In 1877, Gaul was one of the younger men to gain entry into the spring exhibit of the National Academy of Design. At the age of 27, he became the youngest artist awarded full membership to the National Academy as Academician (N.A.), a status of high honor and prestige.  Through his many accolades, including medals at both the Paris Exposition (1889) and Chicago and Columbian Exposition (1893), Gaul fashioned a reputation as a leading figure painter in the U.S., and preeminent in the field of military painters.

After the death of his uncle, the artist inherited a small farm in Tennessee, the birthplace of his mother. In order to possess the property, the will stipulated that Gilbert had to live on the land for at least four years, forcing the artist to leave his home in New York in 1881, where he had become well-established in the city’s art circles. Throughout his career, the artist continued to visit Tennessee, maintaining a cabin and studio on the farm, where he painted some of his greatest pictures of the local landscape and people.

Like another artist represented in the Sid Richardson Collection - Peter Moran - Gaul served as a special agent for the 1890 census of Indians in the United States, observing the Standing Rock and Cheyenne River Reservations in North Dakota. During his visit, Gaul painted from life a portrait of Sitting Bull, completed just months before the chieftain’s death. After the trip, Gaul traveled to South America, documenting scenes and events he encountered in Mexico, West Indies, Panama, and Nicaragua.
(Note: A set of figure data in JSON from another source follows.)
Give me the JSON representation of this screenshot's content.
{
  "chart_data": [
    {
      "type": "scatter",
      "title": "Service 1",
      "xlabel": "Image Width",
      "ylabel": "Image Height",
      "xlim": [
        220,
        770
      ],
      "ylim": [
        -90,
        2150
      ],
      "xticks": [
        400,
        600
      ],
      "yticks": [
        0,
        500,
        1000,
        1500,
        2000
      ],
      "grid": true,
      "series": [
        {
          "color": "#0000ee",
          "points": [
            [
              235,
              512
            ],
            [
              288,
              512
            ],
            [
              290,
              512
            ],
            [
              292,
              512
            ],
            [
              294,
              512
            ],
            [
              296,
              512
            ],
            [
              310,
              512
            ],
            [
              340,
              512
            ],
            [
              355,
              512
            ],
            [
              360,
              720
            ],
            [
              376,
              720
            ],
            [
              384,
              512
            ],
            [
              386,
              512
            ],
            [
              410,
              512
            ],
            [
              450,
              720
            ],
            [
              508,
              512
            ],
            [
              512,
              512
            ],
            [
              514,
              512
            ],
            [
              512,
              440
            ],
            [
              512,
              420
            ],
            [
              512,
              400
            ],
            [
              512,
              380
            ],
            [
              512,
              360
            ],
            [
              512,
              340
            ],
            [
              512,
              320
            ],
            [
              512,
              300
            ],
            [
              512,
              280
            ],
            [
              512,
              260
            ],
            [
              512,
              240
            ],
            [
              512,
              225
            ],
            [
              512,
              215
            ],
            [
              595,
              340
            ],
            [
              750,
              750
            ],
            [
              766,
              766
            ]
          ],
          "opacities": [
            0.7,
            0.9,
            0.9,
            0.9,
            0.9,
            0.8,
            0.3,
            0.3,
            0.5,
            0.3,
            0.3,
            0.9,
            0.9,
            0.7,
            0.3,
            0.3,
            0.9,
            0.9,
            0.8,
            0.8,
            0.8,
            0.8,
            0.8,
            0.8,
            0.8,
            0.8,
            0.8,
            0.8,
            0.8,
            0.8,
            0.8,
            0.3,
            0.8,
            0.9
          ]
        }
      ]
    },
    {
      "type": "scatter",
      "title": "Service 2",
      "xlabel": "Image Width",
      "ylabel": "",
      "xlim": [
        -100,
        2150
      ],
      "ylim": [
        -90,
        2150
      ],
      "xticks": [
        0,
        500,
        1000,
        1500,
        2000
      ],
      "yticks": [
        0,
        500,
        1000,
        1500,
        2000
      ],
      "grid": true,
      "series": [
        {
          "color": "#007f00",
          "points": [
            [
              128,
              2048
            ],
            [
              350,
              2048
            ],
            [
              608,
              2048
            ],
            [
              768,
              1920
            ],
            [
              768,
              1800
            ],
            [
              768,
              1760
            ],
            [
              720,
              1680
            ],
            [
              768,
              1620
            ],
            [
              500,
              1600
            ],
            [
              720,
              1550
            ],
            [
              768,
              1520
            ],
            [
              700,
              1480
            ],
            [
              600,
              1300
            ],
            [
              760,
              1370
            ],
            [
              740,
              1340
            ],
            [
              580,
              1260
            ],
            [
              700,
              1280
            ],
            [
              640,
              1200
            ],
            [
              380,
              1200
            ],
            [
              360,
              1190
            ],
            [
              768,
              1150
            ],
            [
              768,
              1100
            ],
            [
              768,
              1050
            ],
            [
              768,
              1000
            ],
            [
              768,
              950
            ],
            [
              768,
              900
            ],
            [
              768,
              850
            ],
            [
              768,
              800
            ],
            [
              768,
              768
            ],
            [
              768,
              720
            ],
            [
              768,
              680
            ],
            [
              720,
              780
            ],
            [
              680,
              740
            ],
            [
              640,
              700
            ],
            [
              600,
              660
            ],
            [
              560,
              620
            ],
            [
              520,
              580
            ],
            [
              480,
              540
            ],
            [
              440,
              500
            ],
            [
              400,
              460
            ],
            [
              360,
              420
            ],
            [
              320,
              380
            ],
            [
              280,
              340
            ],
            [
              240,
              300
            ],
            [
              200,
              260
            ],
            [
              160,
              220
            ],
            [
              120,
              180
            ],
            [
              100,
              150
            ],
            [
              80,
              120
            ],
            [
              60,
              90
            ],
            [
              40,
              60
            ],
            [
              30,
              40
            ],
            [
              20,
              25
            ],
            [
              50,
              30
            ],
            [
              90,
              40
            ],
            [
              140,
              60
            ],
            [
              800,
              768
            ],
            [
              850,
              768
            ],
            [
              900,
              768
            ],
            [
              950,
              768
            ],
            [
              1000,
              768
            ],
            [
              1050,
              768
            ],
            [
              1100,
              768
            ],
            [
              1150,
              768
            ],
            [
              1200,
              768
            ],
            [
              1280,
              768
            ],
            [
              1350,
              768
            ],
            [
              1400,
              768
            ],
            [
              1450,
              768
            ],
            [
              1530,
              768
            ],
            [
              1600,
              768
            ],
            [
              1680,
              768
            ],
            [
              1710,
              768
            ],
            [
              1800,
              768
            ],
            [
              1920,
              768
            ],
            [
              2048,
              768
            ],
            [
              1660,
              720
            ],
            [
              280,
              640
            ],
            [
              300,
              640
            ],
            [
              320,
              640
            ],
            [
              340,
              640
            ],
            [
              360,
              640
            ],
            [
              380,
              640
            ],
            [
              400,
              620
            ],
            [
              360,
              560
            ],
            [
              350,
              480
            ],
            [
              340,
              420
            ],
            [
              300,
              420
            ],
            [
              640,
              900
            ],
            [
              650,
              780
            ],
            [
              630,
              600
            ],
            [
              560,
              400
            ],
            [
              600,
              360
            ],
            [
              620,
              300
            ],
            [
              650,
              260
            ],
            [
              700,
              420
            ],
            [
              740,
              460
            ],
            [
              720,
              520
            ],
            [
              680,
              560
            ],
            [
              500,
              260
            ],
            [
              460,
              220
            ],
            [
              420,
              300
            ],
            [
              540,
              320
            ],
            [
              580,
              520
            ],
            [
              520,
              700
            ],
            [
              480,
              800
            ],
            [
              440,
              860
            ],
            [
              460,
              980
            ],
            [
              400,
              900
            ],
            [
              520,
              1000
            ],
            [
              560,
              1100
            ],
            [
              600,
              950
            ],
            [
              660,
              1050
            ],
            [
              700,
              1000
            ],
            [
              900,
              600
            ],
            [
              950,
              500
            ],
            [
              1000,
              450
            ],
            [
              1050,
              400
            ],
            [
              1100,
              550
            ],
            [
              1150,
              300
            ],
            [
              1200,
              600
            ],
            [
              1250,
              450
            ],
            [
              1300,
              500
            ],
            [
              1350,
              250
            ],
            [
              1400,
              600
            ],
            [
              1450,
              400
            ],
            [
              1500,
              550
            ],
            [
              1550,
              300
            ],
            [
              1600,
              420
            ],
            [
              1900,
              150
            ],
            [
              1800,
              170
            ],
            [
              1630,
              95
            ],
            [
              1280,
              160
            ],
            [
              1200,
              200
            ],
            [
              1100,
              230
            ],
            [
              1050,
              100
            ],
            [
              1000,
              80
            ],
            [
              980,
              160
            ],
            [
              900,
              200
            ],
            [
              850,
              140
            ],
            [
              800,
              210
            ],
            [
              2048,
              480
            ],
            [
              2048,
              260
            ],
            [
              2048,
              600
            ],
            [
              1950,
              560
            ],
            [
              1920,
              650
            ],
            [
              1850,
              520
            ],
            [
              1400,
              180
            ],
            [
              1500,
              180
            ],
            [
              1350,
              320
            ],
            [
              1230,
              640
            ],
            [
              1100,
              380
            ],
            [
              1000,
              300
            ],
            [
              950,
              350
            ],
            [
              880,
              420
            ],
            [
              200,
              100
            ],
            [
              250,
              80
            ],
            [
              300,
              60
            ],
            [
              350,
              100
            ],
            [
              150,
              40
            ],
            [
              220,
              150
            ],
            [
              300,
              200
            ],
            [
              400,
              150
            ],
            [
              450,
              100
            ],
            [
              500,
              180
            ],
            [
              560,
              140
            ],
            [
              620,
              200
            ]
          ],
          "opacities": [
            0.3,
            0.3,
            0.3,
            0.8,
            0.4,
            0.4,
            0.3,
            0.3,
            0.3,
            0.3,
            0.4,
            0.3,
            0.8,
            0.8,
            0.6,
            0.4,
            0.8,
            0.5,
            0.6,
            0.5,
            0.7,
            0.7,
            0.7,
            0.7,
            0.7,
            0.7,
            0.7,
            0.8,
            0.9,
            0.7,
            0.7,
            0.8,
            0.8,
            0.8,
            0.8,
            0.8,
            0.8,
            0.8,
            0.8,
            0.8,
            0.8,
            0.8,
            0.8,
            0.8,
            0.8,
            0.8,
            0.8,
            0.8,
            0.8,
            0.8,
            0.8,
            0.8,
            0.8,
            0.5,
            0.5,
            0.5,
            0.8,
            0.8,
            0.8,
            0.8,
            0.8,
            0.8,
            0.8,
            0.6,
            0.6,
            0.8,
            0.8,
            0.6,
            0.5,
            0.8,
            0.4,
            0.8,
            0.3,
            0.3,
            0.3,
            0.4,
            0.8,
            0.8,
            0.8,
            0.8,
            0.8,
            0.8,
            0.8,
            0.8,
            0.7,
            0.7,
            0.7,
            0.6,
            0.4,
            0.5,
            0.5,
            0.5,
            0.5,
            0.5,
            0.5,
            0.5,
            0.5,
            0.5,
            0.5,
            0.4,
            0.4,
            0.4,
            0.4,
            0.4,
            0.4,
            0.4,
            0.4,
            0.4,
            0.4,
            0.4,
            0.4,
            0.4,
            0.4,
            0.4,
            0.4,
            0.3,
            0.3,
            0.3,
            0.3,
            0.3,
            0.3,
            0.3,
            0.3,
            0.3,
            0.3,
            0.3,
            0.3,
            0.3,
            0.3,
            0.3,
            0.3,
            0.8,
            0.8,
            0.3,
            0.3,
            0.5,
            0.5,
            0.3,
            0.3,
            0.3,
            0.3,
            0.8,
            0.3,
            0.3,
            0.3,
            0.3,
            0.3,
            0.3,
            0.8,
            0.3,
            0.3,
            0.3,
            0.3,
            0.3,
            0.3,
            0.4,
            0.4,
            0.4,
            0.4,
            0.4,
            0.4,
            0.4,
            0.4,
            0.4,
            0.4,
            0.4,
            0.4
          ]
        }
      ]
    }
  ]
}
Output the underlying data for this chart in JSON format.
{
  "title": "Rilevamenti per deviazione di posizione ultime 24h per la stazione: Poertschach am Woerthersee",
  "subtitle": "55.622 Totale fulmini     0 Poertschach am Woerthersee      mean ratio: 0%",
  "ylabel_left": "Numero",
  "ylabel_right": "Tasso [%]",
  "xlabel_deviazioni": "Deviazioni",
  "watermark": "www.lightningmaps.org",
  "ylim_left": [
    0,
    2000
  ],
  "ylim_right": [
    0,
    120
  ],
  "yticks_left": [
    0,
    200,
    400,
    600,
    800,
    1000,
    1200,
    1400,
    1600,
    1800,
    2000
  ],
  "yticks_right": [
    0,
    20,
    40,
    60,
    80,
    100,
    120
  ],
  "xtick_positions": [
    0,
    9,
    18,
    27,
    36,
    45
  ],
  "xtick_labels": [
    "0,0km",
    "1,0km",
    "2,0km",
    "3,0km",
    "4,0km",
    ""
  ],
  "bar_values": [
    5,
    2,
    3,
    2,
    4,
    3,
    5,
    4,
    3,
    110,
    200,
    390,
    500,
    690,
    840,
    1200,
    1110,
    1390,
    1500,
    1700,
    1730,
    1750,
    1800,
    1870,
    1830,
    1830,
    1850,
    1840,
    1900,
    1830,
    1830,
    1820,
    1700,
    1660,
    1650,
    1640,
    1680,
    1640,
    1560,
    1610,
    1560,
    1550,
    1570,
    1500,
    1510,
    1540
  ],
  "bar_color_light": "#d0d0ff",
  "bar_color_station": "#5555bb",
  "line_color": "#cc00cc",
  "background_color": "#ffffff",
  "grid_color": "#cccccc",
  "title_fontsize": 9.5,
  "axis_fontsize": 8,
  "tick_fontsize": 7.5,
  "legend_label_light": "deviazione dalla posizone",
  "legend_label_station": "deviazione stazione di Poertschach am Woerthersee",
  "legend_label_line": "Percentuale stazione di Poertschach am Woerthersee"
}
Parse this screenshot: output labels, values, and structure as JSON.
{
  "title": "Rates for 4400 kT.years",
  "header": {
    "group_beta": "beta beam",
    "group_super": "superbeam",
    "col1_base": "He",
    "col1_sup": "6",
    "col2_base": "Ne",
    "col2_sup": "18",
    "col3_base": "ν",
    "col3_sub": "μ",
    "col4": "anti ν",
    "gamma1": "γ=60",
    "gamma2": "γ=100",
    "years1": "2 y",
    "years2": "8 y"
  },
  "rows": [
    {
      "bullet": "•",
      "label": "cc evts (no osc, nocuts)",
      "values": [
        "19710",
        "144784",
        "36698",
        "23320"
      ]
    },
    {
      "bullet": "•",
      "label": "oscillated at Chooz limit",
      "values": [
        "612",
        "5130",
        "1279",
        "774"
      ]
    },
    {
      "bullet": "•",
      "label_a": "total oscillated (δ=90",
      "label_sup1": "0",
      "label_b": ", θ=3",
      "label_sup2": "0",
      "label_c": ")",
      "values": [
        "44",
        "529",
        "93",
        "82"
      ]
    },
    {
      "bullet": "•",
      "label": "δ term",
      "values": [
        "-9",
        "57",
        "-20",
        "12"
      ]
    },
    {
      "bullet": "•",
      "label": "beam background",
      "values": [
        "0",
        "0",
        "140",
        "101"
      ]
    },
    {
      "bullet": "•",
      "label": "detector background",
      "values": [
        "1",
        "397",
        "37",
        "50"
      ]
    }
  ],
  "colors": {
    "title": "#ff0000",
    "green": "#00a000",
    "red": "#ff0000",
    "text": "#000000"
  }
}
For at least a decade or more, magazines looked to Gaul to use his work both to illustrate articles and serve as frontispieces, with many depicting military subjects, but included genre and western scenes, as well. Unfortunately, over time, collectors became increasingly attracted to the other artists and movements. After a period of much success, by 1904, the artist began to struggle financially from which he would never recover, forcing him to give up his New York studio. Working from a studio in Nashville, Gaul continued to illustrate novels, though profits were limited. Likewise, his paintings were not selling well, and most of his late works remained unsold by his death from tuberculosis on December 23, 1919.